Whether we are influenced to be good is inspired by our nature vs. our nurturing is irrelevant, again as far as I can tell, it’s just as true that we are matured by both as it is neither, because the only thing that differs between people who seem to be inherently good as apposed to, what?, inherently bad, I guess, is whether you live consciously or not. Most people seem to live their lives on a day-to-day basis in some kind of default setting, it’s just: go; and these people rarely actually stop to make conscious choices. They simply just do. They are as aware of their behaviors as they are anything else, which really isn’t much of anything except what they have to do.
How does one get to that point? Or, I suppose, the more apt question considering there are far more people living on default than there are living consciously is how does one come to live consciously?

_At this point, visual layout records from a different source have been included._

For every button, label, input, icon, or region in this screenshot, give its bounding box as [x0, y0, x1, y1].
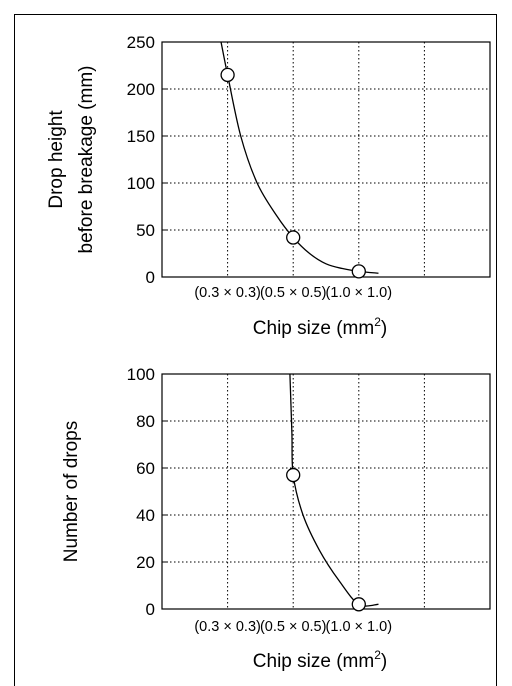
chart-2-ytick-label: 20: [136, 553, 155, 572]
chart-2-ylabel: Number of drops: [61, 421, 82, 563]
chart-1-ylabel: before breakage (mm): [76, 66, 97, 254]
chart-1-data-point: [286, 230, 301, 245]
chart-1-ylabel: Drop height: [46, 110, 67, 209]
chart-2-ytick-label: 80: [136, 412, 155, 431]
chart-1: 0 50 100 150 200 250 (0.3 × 0.3) (0.5 × 0.5) (1.…: [46, 33, 491, 339]
chart-2-ytick-label: 100: [127, 365, 155, 384]
chart-2-data-point: [351, 597, 366, 612]
figure-frame: [14, 14, 497, 686]
chart-2-ytick-label: 0: [146, 600, 155, 619]
chart-1-ytick-label: 250: [127, 33, 155, 52]
chart-2-xtick-label: (0.3 × 0.3): [194, 619, 261, 635]
chart-2-xtick-label: (1.0 × 1.0): [326, 619, 393, 635]
chart-2: 0 20 40 60 80 100 (0.3 × 0.3) (0.5 × 0.5) (1.0 ×…: [61, 365, 491, 672]
chart-1-xtick-label: (0.3 × 0.3): [194, 285, 261, 301]
chart-2-ytick-label: 40: [136, 506, 155, 525]
chart-1-xlabel: Chip size (mm2): [253, 315, 387, 339]
chart-1-ytick-label: 0: [146, 268, 155, 287]
chart-1-ytick-label: 100: [127, 174, 155, 193]
chart-2-ytick-label: 60: [136, 459, 155, 478]
chart-1-xtick-label: (0.5 × 0.5): [260, 285, 327, 301]
chart-2-series-line: [289, 373, 379, 607]
chart-1-ytick-label: 200: [127, 80, 155, 99]
chart-2-data-point: [286, 467, 301, 483]
chart-2-xlabel: Chip size (mm2): [253, 648, 387, 672]
chart-1-plot-border: [161, 41, 491, 278]
chart-2-xtick-label: (0.5 × 0.5): [260, 619, 327, 635]
chart-1-xtick-label: (1.0 × 1.0): [326, 285, 393, 301]
chart-1-data-point: [351, 264, 366, 279]
chart-1-ytick-label: 150: [127, 127, 155, 146]
chart-1-data-point: [220, 67, 235, 83]
chart-2-plot-border: [161, 373, 491, 610]
chart-1-ytick-label: 50: [136, 221, 155, 240]
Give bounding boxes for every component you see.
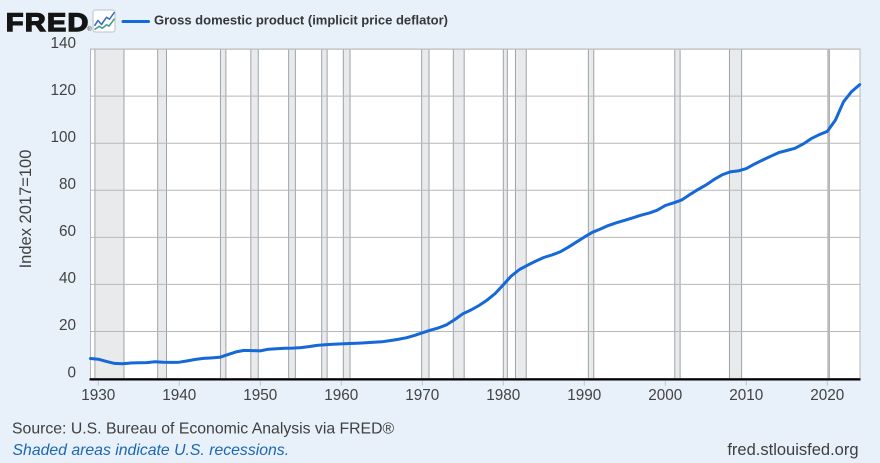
svg-text:20: 20 — [59, 317, 76, 334]
svg-text:60: 60 — [59, 223, 76, 240]
svg-text:FRED: FRED — [6, 9, 90, 37]
svg-text:1950: 1950 — [243, 387, 277, 404]
svg-text:Gross domestic product (implic: Gross domestic product (implicit price d… — [154, 12, 448, 27]
svg-text:1940: 1940 — [162, 387, 196, 404]
svg-text:1930: 1930 — [81, 387, 115, 404]
svg-text:140: 140 — [50, 35, 76, 52]
svg-text:1960: 1960 — [324, 387, 358, 404]
svg-text:1980: 1980 — [486, 387, 520, 404]
svg-text:120: 120 — [50, 82, 76, 99]
svg-text:fred.stlouisfed.org: fred.stlouisfed.org — [727, 441, 858, 459]
svg-text:0: 0 — [67, 364, 76, 381]
svg-text:Source: U.S. Bureau of Economi: Source: U.S. Bureau of Economic Analysis… — [12, 421, 395, 438]
svg-text:40: 40 — [59, 270, 76, 287]
svg-text:2020: 2020 — [810, 387, 844, 404]
svg-text:Index 2017=100: Index 2017=100 — [17, 150, 35, 269]
svg-text:1990: 1990 — [567, 387, 601, 404]
svg-text:Shaded areas indicate U.S. rec: Shaded areas indicate U.S. recessions. — [13, 442, 290, 459]
svg-text:80: 80 — [59, 176, 76, 193]
svg-text:1970: 1970 — [405, 387, 439, 404]
svg-text:2000: 2000 — [648, 387, 682, 404]
svg-text:100: 100 — [50, 129, 76, 146]
svg-text:2010: 2010 — [729, 387, 763, 404]
svg-text:®: ® — [87, 26, 92, 33]
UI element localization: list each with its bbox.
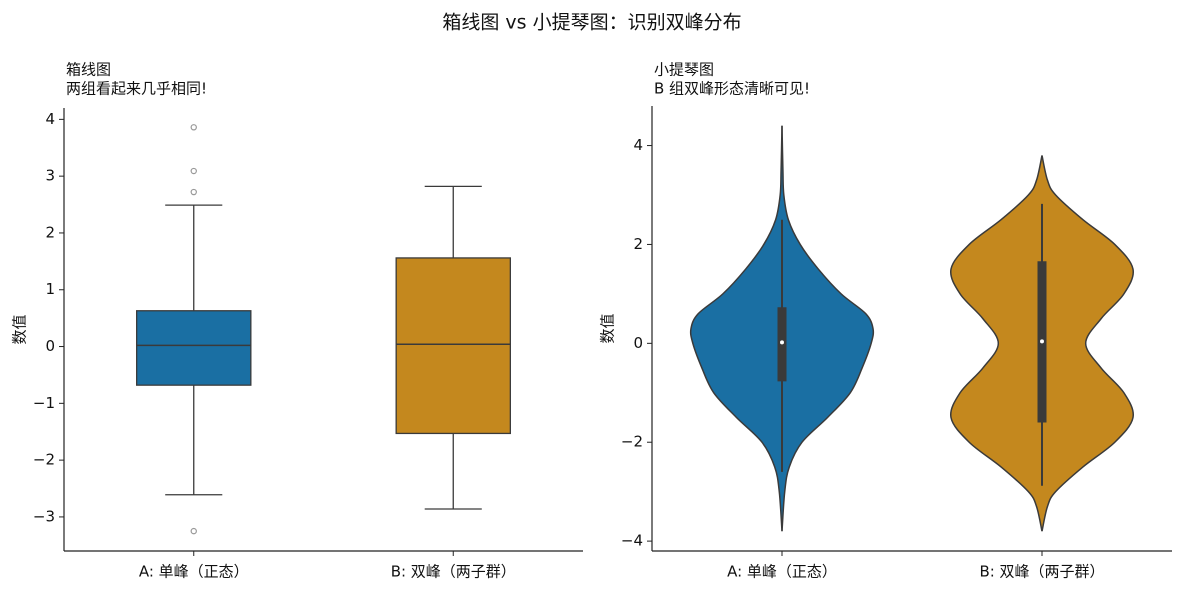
outlier	[190, 167, 197, 175]
violin-outline	[781, 125, 875, 532]
box	[395, 257, 511, 435]
y-tick-label: 2	[45, 223, 55, 241]
violin-outline	[689, 125, 783, 532]
x-tick-label: A: 单峰（正态）	[139, 563, 249, 581]
violin-median	[1040, 339, 1044, 344]
x-tick-label: A: 单峰（正态）	[727, 563, 837, 581]
axes-title: 箱线图	[66, 61, 111, 79]
y-tick-label: −3	[33, 507, 55, 525]
violin-outline	[1041, 155, 1135, 532]
y-tick-label: 0	[45, 337, 55, 355]
outlier	[190, 188, 197, 196]
y-tick-label: −2	[33, 451, 55, 469]
y-tick-label: 1	[45, 280, 55, 298]
y-tick-label: −4	[621, 532, 643, 550]
y-tick-label: 4	[633, 136, 643, 154]
y-axis-label: 数值	[11, 314, 29, 344]
outlier	[190, 527, 197, 535]
x-tick-label: B: 双峰（两子群）	[391, 563, 516, 581]
violin-median	[780, 340, 784, 345]
figure-title: 箱线图 vs 小提琴图：识别双峰分布	[442, 12, 741, 34]
axes-subtitle: B 组双峰形态清晰可见!	[654, 80, 810, 98]
axes-subtitle: 两组看起来几乎相同!	[66, 80, 207, 98]
y-tick-label: 0	[633, 334, 643, 352]
y-axis-label: 数值	[599, 313, 617, 343]
axes-title: 小提琴图	[654, 61, 714, 79]
y-tick-label: −2	[621, 433, 643, 451]
box	[136, 310, 252, 386]
y-tick-label: 3	[45, 167, 55, 185]
x-tick-label: B: 双峰（两子群）	[979, 563, 1104, 581]
y-tick-label: 2	[633, 235, 643, 253]
y-tick-label: 4	[45, 110, 55, 128]
outlier	[190, 124, 197, 131]
y-tick-label: −1	[33, 394, 55, 412]
violin-outline	[949, 155, 1043, 532]
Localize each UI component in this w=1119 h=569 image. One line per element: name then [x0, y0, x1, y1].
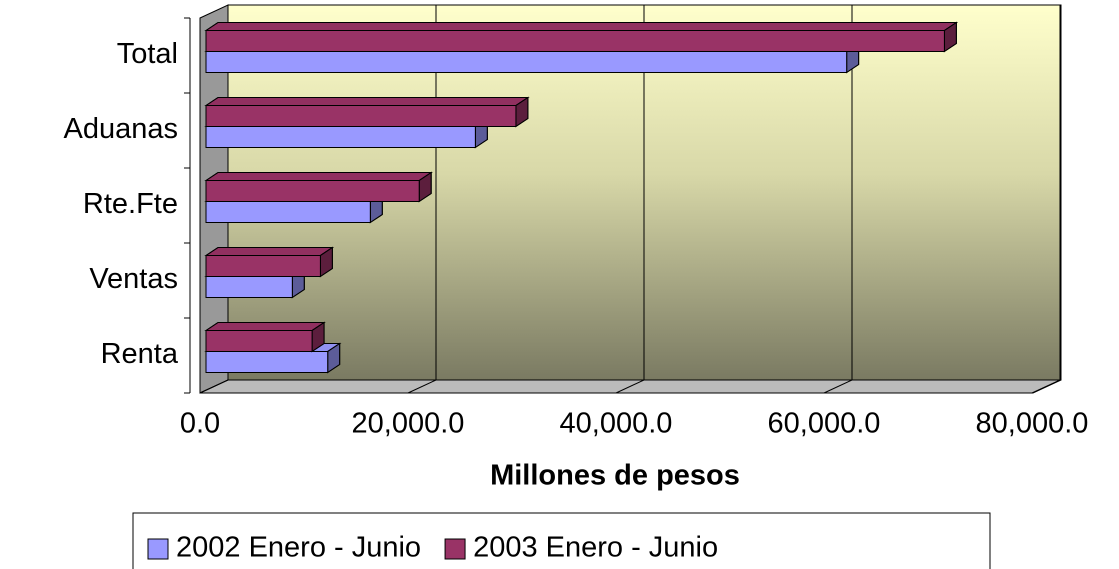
- y-tick-label: Rte.Fte: [83, 188, 178, 220]
- bar: [205, 51, 848, 73]
- grid-line: [615, 379, 645, 394]
- legend: [132, 512, 991, 569]
- legend-label: 2002 Enero - Junio: [176, 532, 421, 564]
- bar-shade: [204, 172, 433, 181]
- y-tick-label: Renta: [101, 338, 179, 370]
- bar: [205, 351, 329, 373]
- bar-shade: [204, 322, 326, 331]
- y-tick-label: Aduanas: [64, 113, 179, 145]
- bar: [205, 180, 420, 202]
- bar-shade: [204, 97, 530, 106]
- grid-line: [199, 379, 229, 394]
- bar-shade: [204, 247, 335, 256]
- x-tick-label: 20,000.0: [352, 408, 465, 440]
- legend-swatch: [444, 538, 466, 560]
- bar: [205, 126, 476, 148]
- bar: [205, 105, 517, 127]
- x-tick-label: 0.0: [180, 408, 220, 440]
- bar: [205, 255, 321, 277]
- bar: [205, 30, 945, 52]
- grid-line: [823, 379, 853, 394]
- x-tick-label: 80,000.0: [976, 408, 1089, 440]
- legend-swatch: [147, 538, 169, 560]
- x-axis-title: Millones de pesos: [490, 460, 740, 492]
- x-tick-label: 40,000.0: [560, 408, 673, 440]
- bar: [205, 201, 371, 223]
- grid-line: [407, 379, 437, 394]
- bar: [205, 276, 293, 298]
- x-tick-label: 60,000.0: [768, 408, 881, 440]
- bar-shade: [204, 22, 959, 31]
- bar: [205, 330, 313, 352]
- y-tick-label: Total: [117, 38, 178, 70]
- grid-line: [1031, 379, 1061, 394]
- legend-label: 2003 Enero - Junio: [473, 532, 718, 564]
- y-tick-label: Ventas: [89, 263, 178, 295]
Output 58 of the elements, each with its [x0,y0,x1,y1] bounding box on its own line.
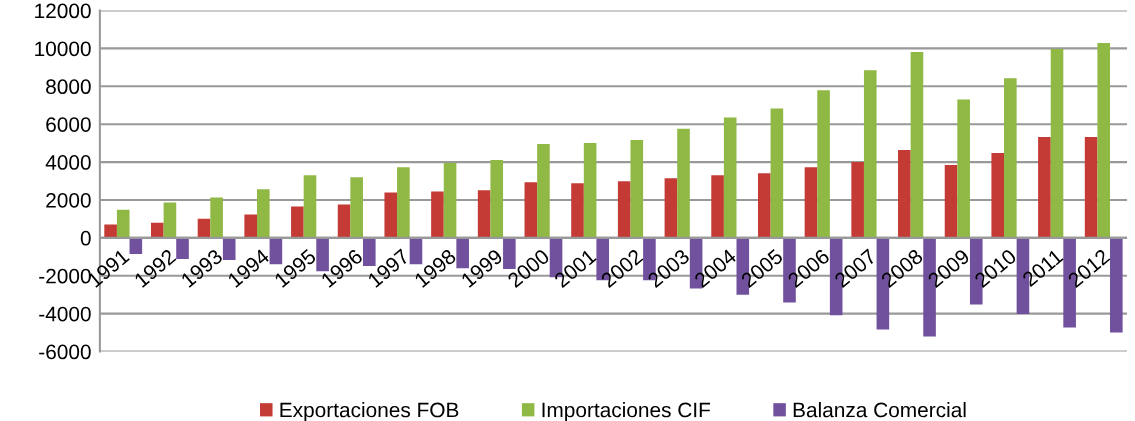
bar [151,222,164,238]
bar [630,139,644,238]
bar [910,52,924,238]
bar [723,117,737,238]
bar [1004,78,1017,238]
bar [303,175,317,238]
bar [757,173,771,238]
bar [163,202,177,238]
bar [337,204,351,238]
bar [944,165,958,238]
bar [397,167,410,238]
bar [804,167,818,238]
bar [524,182,538,238]
bar [244,214,257,238]
legend-label: Balanza Comercial [793,402,966,418]
bar [537,143,550,238]
bar [991,152,1005,238]
bar [490,160,504,238]
bar [863,70,877,238]
bar [664,178,678,238]
y-tick-label: 12000 [35,3,91,19]
bar [817,90,830,238]
bar [256,189,270,238]
bar [384,192,398,238]
bar [571,183,584,238]
bar [197,218,211,238]
bar [291,206,304,238]
bar [1084,136,1098,238]
bar [431,191,444,238]
bar [617,181,631,238]
y-tick-label: 2000 [46,192,91,208]
bar [443,163,457,238]
y-tick-label: -6000 [39,344,91,360]
bar [898,149,911,238]
legend-label: Exportaciones FOB [280,402,459,421]
bar [711,175,724,238]
bar [1110,237,1123,333]
legend-label: Importaciones CIF [542,402,711,421]
y-tick-label: 6000 [46,117,91,132]
y-tick-label: 10000 [35,41,91,57]
bar [770,108,784,238]
bar [116,209,130,238]
bar [677,128,690,238]
bar [210,197,223,238]
bar [104,224,117,238]
bar [851,162,864,238]
bar [1097,42,1111,238]
bar [1038,136,1051,238]
y-tick-label: 8000 [46,79,91,95]
bar [1050,48,1064,238]
y-tick-label: 4000 [45,155,91,170]
bar [957,99,970,238]
bar [350,177,363,238]
y-tick-label: -2000 [39,268,91,284]
y-tick-label: 0 [80,230,91,246]
y-tick-label: -4000 [39,306,91,322]
bar [477,190,491,238]
bar [583,142,597,238]
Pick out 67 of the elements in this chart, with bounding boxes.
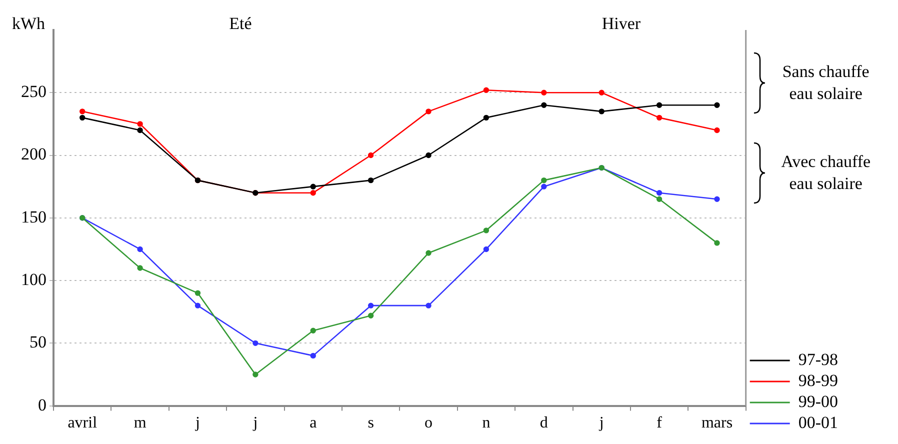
point [310, 328, 316, 334]
point [79, 108, 86, 114]
legend-label: 00-01 [798, 412, 838, 432]
point [541, 90, 547, 96]
y-tick-label: 50 [30, 332, 46, 352]
point [252, 340, 258, 346]
point [310, 190, 316, 196]
point [137, 265, 143, 271]
point [310, 184, 316, 190]
x-tick-label: j [252, 414, 258, 432]
point [310, 352, 316, 359]
point [368, 302, 374, 308]
x-tick-label: j [194, 414, 200, 432]
point [656, 196, 662, 202]
point [79, 114, 86, 121]
point [368, 177, 374, 184]
x-tick-label: j [598, 414, 604, 432]
point [598, 90, 604, 96]
x-tick-label: d [540, 414, 548, 432]
x-tick-label: m [134, 414, 147, 432]
annotation: Eté [229, 14, 252, 33]
point [252, 372, 258, 378]
point [483, 87, 490, 93]
point [426, 250, 432, 256]
text: Sans chauffe eau solaire [781, 60, 870, 105]
point [714, 127, 720, 134]
y-tick-label: 0 [38, 395, 46, 414]
y-tick-label: 250 [21, 82, 46, 102]
y-tick-label: 200 [21, 144, 46, 164]
point [714, 196, 720, 202]
legend-label: 98-99 [798, 370, 838, 390]
point [598, 108, 604, 114]
point [426, 152, 432, 158]
point [137, 121, 143, 127]
annotation: Hiver [602, 14, 641, 33]
x-tick-label: mars [701, 414, 733, 432]
y-axis-title: kWh [12, 14, 46, 33]
x-tick-label: n [482, 414, 490, 432]
x-tick-label: f [656, 414, 663, 432]
point [656, 102, 662, 108]
x-tick-label: avril [68, 414, 98, 432]
point [714, 240, 720, 246]
legend-label: 97-98 [798, 350, 838, 369]
point [368, 312, 374, 318]
point [426, 108, 432, 114]
point [137, 127, 143, 134]
point [656, 114, 662, 121]
point [483, 246, 490, 252]
point [714, 102, 720, 108]
point [194, 290, 201, 296]
x-tick-label: s [368, 414, 374, 432]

I cannot remember a time in my life when I wasn’t as concerned with the people around me, in any intellectual or emotional capacity, as I have been with myself, although I do know that I have not always thought the way that I do now. I do distinctly remember a time, in the mid to late 90’s, late elementary and early middle school years, when I transitioned, I started wanting to be conscious about the way that I perceived the world, at one point it became a conscious decision.
But what changed?
How did my brain or, the spiritual sense of being within me wake up?
I don’t believe that people are born conscious or unconscious. I believe that people are born a blank slate, however I do think that we learn to choose how to organize the information that we receive: faces, colors, sounds, etc., that influence how we are going to organize the new sets of information, and so on and so forth. We choose, at some point, to decide how we want to process information instead of simply retaining new information.
I’m starting to believe that to choose how we want to perceive the world, instead of just perceiving it the way that the biased information that is feed to us is, say, the missing link between inherent goodness and our default setting.
Maybe that key to unlocking our conscious purview is in recognizing that we do have a choice. We do well, what we are taught to, and we tend to ignore the truths of what are never actually taught. I wonder what we might accomplish if we began to explore the possibilities of teaching ourselves that knowing something and believing something are two very different things, and that being self-aware grants us the purview to not only acknowledge that but to apply it.
People are not inherently good, and we are not inherently bad. But we do inherently have a choice about how we perceive our world, and I believe that conscious choice, regardless of where it leads you, will allow us to acknowledge and accept our differences, regardless of what they might be.